Quale l’iter della legge? Si aspetta che venga accolta senza resistenze?
“Nella maggioranza ho ascoltato spesso in diversi convegni e seminari, voci molto attente a questo tipo di problematiche. Naturalmente lo vedremo nel momento in cui inizieremo la discussione, noi abbiamo chiesto la calendarizzazione e spero che al più presto se ne inizi a discuterne. Ovviamente ascolteremo tutti coloro che possono essere interessati da modifiche della legge che riguarda la propaganda elettorale. Però mi auguro che sia interesse condiviso tutelare la democrazia, perché qui si tratta appunto di far sì che la libera espressione del voto continui ad essere libera. Purtroppo, nello stesso spazio europeo abbiamo visto come la mancanza di regole finisce davvero per influenzare gli esiti elettorali e poi, passare da una democrazia a qualcosa di diverso, abbiamo visto che non è così complicato. Quindi i nostri spazi democratici dobbiamo tutelarli tutti, a prescindere dalla tessera del partito che abbiamo in tasca”.
Il 7 e l’8 aprile, a Bruxelles, si è parlato anche di Intelligenze artificiali. Quali temi sono stati toccati? È tornata in Italia con certezze o rassicurazioni in più di quando è partita?
“Abbiamo parlato dell’implementazione dell’AI Act e di quello che poi l’Europa ha presentato come Piano AI, cioè un piano che serve per far sì che l’Europa diventi finalmente il continente dell’Intelligenza artificiale, dotandosi di Gigafactory, di AI factory e soprattutto di un cloud alternativo a quello americano che oggi tutte le imprese, le pubbliche amministrazioni e i cittadini utilizzano. Quindi, da un lato c’è una forma di rassicurazione, anche perché l’implementazione dell’AI Act sta andando avanti. C’è anche però grande preoccupazione perché purtroppo i tempi con cui ci stiamo muovendo sono ancora troppo lenti e rischiamo di finire schiacciati tra Stati Uniti e Cina, che nella corsa all’innovazione sono straordinariamente più avanti di noi, anche perché investono molto, molto più di noi. Purtroppo la mole di investimenti che dedichiamo alla tecnologia e all’Intelligenza artificiale continua ad essere davvero infinitesimale rispetto alle esigenze che avremmo invece di fare un salto in avanti”.
A proposito di rimanere schiacciati, Trump ha concesso una tregua all’applicazione dei dazi. È il momento giusto per fare sentire la voce europea?

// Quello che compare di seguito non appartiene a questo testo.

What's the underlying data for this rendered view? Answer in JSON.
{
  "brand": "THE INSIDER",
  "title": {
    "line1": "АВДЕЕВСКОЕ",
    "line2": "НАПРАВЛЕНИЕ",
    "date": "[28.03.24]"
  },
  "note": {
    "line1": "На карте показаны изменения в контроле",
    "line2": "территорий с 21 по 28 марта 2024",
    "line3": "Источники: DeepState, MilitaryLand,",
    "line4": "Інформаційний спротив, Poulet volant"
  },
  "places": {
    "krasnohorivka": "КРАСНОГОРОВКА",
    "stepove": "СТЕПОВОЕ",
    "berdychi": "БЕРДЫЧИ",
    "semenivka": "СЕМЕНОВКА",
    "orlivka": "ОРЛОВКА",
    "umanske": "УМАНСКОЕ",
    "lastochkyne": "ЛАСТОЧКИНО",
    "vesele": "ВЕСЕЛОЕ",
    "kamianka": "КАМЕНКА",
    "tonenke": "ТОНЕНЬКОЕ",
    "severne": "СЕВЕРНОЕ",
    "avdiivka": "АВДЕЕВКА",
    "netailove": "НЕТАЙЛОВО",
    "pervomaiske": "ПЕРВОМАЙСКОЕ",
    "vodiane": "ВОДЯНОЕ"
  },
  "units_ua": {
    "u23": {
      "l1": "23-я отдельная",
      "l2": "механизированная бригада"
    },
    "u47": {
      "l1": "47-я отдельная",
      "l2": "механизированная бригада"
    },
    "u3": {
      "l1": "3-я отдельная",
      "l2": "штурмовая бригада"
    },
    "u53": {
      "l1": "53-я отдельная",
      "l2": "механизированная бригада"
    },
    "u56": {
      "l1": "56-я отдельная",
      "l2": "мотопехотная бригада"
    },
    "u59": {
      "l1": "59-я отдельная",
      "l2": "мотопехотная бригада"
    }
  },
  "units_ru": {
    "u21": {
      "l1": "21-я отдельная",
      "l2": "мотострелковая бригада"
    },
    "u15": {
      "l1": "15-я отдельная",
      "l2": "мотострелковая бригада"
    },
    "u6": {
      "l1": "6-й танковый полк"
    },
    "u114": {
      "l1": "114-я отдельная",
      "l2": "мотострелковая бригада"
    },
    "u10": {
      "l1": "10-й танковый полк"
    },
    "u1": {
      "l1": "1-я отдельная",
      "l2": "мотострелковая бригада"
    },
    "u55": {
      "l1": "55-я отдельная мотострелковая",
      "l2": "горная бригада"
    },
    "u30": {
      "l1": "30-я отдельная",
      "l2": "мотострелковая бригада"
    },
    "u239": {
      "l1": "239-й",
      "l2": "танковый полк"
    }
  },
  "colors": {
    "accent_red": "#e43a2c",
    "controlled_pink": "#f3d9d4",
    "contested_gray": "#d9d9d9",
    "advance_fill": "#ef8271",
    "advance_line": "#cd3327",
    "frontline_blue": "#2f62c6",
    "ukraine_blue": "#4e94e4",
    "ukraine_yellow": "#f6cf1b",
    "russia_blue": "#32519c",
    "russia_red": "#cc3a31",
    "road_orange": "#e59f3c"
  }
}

“È vero che abbiamo una pausa di 90 giorni prima che i dazi di Trump tornino in vigore, dovremmo usare questo tempo proprio per sviluppare una strategia sulle tecnologie. Se la risposta europea a quei dazi dovesse essere una tassazione generalizzata dei servizi digitali forniti dalle big tech americane, se non abbiamo alternative europee rischiamo che poi il risultato sia un un’autotassazione e quindi abbiamo esigenza di correre e, avendo tre mesi davanti a noi, questi tre mesi dovremmo utilizzarli proprio anche per questo. Mi auguro che lo si faccia”.